While we can start by naming things and pledging to be anti-racist, dismantling structural racism requires more than public statements or cultural competency trainings.

But that isn’t enough. Let’s call it what it is: a self-pat on the back, a cop-out. Although health systems may not be well positioned to lead the movement on social determinants of health, they need to be held accountable for improving community conditions. At one point, there was a call to be bolder in influencing the conditions in which people live. The truth is, medical institutions often perpetuate the very health inequities they hope to mitigate. The profit-driven medical industrial complex contributes to redlining, gentrification, and racism. Let’s not forget about hospitals taking families to court when they can’t pay their bills or hospital software being used to discriminate against black people.
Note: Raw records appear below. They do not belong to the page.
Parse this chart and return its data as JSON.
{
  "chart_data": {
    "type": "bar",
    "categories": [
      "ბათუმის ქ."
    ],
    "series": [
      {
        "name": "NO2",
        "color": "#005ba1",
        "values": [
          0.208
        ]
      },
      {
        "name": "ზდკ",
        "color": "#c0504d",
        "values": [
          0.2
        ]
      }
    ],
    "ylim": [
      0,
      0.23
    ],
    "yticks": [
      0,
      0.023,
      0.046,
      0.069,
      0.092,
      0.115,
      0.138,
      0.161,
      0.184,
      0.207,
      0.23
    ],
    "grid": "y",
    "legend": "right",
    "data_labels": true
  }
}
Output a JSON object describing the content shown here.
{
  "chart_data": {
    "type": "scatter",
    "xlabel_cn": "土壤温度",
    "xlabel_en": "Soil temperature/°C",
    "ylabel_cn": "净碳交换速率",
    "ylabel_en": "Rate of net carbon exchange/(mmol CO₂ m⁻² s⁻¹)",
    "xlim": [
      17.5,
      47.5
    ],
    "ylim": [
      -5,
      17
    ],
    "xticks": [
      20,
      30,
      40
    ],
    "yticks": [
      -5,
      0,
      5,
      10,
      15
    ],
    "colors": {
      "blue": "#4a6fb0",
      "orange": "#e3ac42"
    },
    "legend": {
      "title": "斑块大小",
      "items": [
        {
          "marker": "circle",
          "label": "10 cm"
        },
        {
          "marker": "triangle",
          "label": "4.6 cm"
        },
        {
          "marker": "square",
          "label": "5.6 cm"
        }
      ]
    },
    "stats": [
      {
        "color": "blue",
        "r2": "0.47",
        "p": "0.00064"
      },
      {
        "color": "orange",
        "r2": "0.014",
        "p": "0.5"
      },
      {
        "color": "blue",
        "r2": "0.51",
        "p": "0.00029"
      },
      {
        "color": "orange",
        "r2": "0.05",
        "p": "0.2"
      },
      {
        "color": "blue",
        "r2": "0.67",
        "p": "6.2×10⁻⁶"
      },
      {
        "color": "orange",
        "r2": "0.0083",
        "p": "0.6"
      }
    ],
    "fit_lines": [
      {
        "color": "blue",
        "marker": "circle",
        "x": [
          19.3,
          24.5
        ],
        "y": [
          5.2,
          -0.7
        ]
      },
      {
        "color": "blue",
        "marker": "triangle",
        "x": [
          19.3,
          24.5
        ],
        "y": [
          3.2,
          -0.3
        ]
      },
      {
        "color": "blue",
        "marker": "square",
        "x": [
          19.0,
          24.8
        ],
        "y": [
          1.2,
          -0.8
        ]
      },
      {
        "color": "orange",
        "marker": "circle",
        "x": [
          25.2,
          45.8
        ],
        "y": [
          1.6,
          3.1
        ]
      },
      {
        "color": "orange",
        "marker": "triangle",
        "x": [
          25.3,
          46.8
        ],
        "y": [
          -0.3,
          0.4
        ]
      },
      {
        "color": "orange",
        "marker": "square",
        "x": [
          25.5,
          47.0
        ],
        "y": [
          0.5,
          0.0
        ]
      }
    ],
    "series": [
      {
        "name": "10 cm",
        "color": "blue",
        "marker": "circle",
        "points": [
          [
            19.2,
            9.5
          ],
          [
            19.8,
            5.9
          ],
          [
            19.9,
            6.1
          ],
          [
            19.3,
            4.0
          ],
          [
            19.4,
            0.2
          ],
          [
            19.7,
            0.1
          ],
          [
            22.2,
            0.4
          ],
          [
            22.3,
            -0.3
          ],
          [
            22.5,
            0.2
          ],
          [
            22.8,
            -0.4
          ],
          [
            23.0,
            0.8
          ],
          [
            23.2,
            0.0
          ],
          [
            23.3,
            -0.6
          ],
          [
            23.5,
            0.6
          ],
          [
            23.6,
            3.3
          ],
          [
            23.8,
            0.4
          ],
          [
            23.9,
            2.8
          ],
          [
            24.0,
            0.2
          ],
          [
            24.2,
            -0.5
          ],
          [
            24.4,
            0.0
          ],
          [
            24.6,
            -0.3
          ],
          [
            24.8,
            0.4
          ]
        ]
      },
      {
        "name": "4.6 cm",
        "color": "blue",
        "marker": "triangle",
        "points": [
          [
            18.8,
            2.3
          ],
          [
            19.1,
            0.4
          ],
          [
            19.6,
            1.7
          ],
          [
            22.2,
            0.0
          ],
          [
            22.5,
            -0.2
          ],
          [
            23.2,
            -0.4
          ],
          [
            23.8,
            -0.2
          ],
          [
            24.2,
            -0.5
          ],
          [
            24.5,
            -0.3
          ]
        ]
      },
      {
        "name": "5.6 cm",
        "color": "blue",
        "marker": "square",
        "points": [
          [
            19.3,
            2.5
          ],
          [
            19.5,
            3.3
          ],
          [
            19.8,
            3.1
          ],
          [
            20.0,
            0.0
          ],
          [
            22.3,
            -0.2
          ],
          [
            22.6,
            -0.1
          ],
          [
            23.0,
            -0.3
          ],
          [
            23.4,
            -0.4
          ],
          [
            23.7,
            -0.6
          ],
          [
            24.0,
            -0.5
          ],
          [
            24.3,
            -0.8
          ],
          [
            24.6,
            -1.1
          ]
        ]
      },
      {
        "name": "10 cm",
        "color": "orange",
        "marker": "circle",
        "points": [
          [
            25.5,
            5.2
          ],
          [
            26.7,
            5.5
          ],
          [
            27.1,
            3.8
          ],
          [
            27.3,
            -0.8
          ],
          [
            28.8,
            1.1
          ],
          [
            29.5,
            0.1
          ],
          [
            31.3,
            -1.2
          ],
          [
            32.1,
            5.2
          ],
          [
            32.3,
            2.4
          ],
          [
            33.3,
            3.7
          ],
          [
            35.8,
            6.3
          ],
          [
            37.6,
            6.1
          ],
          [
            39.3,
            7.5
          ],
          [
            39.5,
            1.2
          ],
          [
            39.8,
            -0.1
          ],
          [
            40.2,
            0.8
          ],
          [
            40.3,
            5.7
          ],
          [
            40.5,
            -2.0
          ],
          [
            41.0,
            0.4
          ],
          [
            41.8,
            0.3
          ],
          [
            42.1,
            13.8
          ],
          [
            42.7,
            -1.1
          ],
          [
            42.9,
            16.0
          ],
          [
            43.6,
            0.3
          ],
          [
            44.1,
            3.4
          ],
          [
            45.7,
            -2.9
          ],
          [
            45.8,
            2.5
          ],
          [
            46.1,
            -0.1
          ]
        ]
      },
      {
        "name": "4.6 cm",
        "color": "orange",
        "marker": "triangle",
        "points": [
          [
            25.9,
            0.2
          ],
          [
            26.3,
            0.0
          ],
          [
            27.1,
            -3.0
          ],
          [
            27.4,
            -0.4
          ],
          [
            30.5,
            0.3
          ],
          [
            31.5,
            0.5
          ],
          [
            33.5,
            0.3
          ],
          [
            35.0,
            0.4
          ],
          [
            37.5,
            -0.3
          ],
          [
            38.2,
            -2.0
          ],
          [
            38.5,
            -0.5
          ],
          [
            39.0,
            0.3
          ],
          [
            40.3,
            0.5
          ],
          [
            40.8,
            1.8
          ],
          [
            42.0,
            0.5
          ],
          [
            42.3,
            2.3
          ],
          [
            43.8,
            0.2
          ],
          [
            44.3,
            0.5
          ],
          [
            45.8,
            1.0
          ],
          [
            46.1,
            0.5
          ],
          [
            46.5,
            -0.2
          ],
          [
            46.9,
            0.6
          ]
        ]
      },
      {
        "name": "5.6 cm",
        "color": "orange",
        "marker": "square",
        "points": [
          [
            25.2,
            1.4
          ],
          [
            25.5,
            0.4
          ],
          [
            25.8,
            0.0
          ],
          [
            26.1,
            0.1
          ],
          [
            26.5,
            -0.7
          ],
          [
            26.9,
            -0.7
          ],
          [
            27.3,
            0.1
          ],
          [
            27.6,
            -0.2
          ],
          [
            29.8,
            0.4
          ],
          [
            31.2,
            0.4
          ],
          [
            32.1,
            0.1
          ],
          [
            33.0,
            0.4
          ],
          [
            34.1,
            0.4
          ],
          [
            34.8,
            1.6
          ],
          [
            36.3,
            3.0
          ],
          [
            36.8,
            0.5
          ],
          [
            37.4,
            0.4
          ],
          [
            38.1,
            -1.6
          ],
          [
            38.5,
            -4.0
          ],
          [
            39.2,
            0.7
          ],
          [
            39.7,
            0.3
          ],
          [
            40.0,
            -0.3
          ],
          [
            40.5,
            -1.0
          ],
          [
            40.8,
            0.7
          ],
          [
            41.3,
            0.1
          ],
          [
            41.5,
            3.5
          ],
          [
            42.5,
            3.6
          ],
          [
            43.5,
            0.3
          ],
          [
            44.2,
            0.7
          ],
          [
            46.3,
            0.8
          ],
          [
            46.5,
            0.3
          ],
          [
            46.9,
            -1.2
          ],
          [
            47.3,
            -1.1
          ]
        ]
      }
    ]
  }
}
While we can start by naming things and pledging to be anti-racist, dismantling structural racism requires more than public statements or cultural competency trainings. Institutionalizing cultural humility — a constant exercise of awareness and self-critique — and ethical policy change and advocacy are more impactful strategies. The community trust gap can’t be bridged without questioning and changing these practices.

We must be bolder in bringing these issues to light, allowing ourselves to be uncomfortable, and transforming that discomfort into action. I was glad to see that some attendees were willing to push the envelope and raise difficult questions for the sake of transparency. And yet, I craved more. I wanted to hear more public health folks and community members leading discussions around policy change, justice, and white supremacy, for example. This is the time to be loud and inconvenient to those who thrive in their comfort.

All sectors are responsible for trying new avenues for change, addressing the whole spectrum of prevention, disrupting, (un)doing, and (un)learning. I apply this to my role in public health philanthropy, asking myself what this wealth is built upon, how we can be more critical about our roles, and what we aren’t doing so well. If systems want to champion health equity, they must first understand what it means. It’s not about putting bandages on issues. It’s about working hard to unearth the roots of injustice — maybe even uprooting a bit of ourselves in the process.